GitHub Actions example¶
- name: Run Agronomist drift scan
run: agronomist report --json agronomist-report.json
- name: Send module drift to Farm
if: always()
env:
FARM_URL: ${{ vars.FARM_URL }}
IAC_INGEST_TOKEN: ${{ secrets.IAC_INGEST_TOKEN }}
run: |
MODULES=$(jq '.modules' agronomist-report.json)
PAYLOAD=$(jq -n --argjson modules "${MODULES}" '{"modules": $modules}')

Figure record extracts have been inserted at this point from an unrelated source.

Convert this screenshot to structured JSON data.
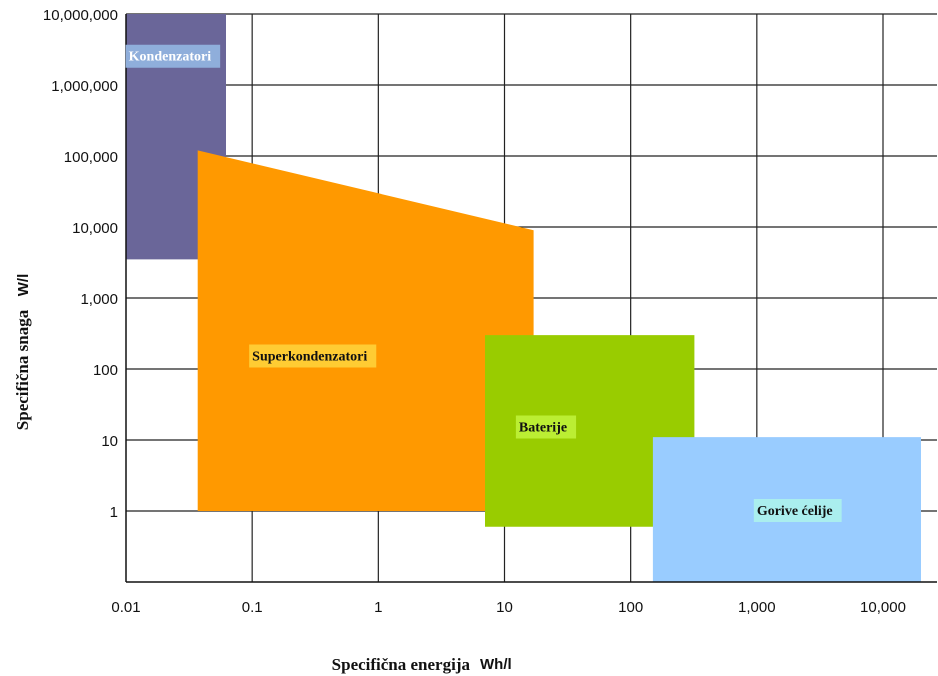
{
  "chart_data": {
    "type": "area",
    "xlabel": "Specifična energija",
    "xunit": "Wh/l",
    "ylabel": "Specifična snaga",
    "yunit": "W/l",
    "xscale": "log",
    "yscale": "log",
    "xlim": [
      0.01,
      10000
    ],
    "ylim": [
      0.1,
      10000000
    ],
    "grid": true,
    "x_ticks": [
      {
        "value": 0.01,
        "label": "0.01"
      },
      {
        "value": 0.1,
        "label": "0.1"
      },
      {
        "value": 1,
        "label": "1"
      },
      {
        "value": 10,
        "label": "10"
      },
      {
        "value": 100,
        "label": "100"
      },
      {
        "value": 1000,
        "label": "1,000"
      },
      {
        "value": 10000,
        "label": "10,000"
      }
    ],
    "y_ticks": [
      {
        "value": 1,
        "label": "1"
      },
      {
        "value": 10,
        "label": "10"
      },
      {
        "value": 100,
        "label": "100"
      },
      {
        "value": 1000,
        "label": "1,000"
      },
      {
        "value": 10000,
        "label": "10,000"
      },
      {
        "value": 100000,
        "label": "100,000"
      },
      {
        "value": 1000000,
        "label": "1,000,000"
      },
      {
        "value": 10000000,
        "label": "10,000,000"
      }
    ],
    "regions": [
      {
        "name": "Kondenzatori",
        "color": "#6a6699",
        "label_bg": "#8faedb",
        "label_color": "#ffffff",
        "polygon": [
          [
            0.01,
            3500
          ],
          [
            0.01,
            10000000
          ],
          [
            0.062,
            10000000
          ],
          [
            0.062,
            3500
          ]
        ],
        "label_at": [
          0.0105,
          2500000
        ]
      },
      {
        "name": "Superkondenzatori",
        "color": "#ff9900",
        "label_bg": "#ffcc33",
        "label_color": "#111111",
        "polygon": [
          [
            0.037,
            1
          ],
          [
            0.037,
            120000
          ],
          [
            17,
            9000
          ],
          [
            17,
            1
          ]
        ],
        "label_at": [
          0.1,
          150
        ]
      },
      {
        "name": "Baterije",
        "color": "#99cc00",
        "label_bg": "#bbee33",
        "label_color": "#111111",
        "polygon": [
          [
            7,
            0.6
          ],
          [
            7,
            300
          ],
          [
            320,
            300
          ],
          [
            320,
            0.6
          ]
        ],
        "label_at": [
          13,
          15
        ]
      },
      {
        "name": "Gorive ćelije",
        "color": "#99ccff",
        "label_bg": "#aaeeee",
        "label_color": "#111111",
        "polygon": [
          [
            150,
            0.1
          ],
          [
            150,
            11
          ],
          [
            20000,
            11
          ],
          [
            20000,
            0.1
          ]
        ],
        "label_at": [
          1000,
          1
        ]
      }
    ]
  }
}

curl --fail-with-body -s -X POST \
"${FARM_URL}/api/v1/iac/module-drift/ingest" \
-H "Authorization: Bearer ${IAC_INGEST_TOKEN}" \
-H "Content-Type: application/json" \
-d "${PAYLOAD}"
Expected module shape from Agronomist:
{
"modules": [
{
"stackPath": "stacks/networking/main.tf",
"moduleName": "terraform-aws-modules/vpc/aws",
"sourceUrl": "https://registry.terraform.io/terraform-aws-modules/vpc/aws",
"currentRef": "v3.14.0",
"latestRef": "v3.19.0"
}
]
}
Farm automatically computes versionsBehind from the semver distance between currentRef and latestRef. For non-semver refs (e.g., main, commit SHAs), versionsBehind defaults to 1.
5. Viewing IaC Data in Farm¶
Navigate to IaC in the sidebar (Infrastructure section). The dashboard shows:
- Per-environment tabs with stack cards
- Each stack card: provider badge, last run status icon, run type, resource change chips, relative time, and an external tool link if configured
- Failed stacks surfaced at the top within each environment tab
- A Module Drift view tab listing all detected outdated module references
Click a stack card to view its full run timeline with pagination.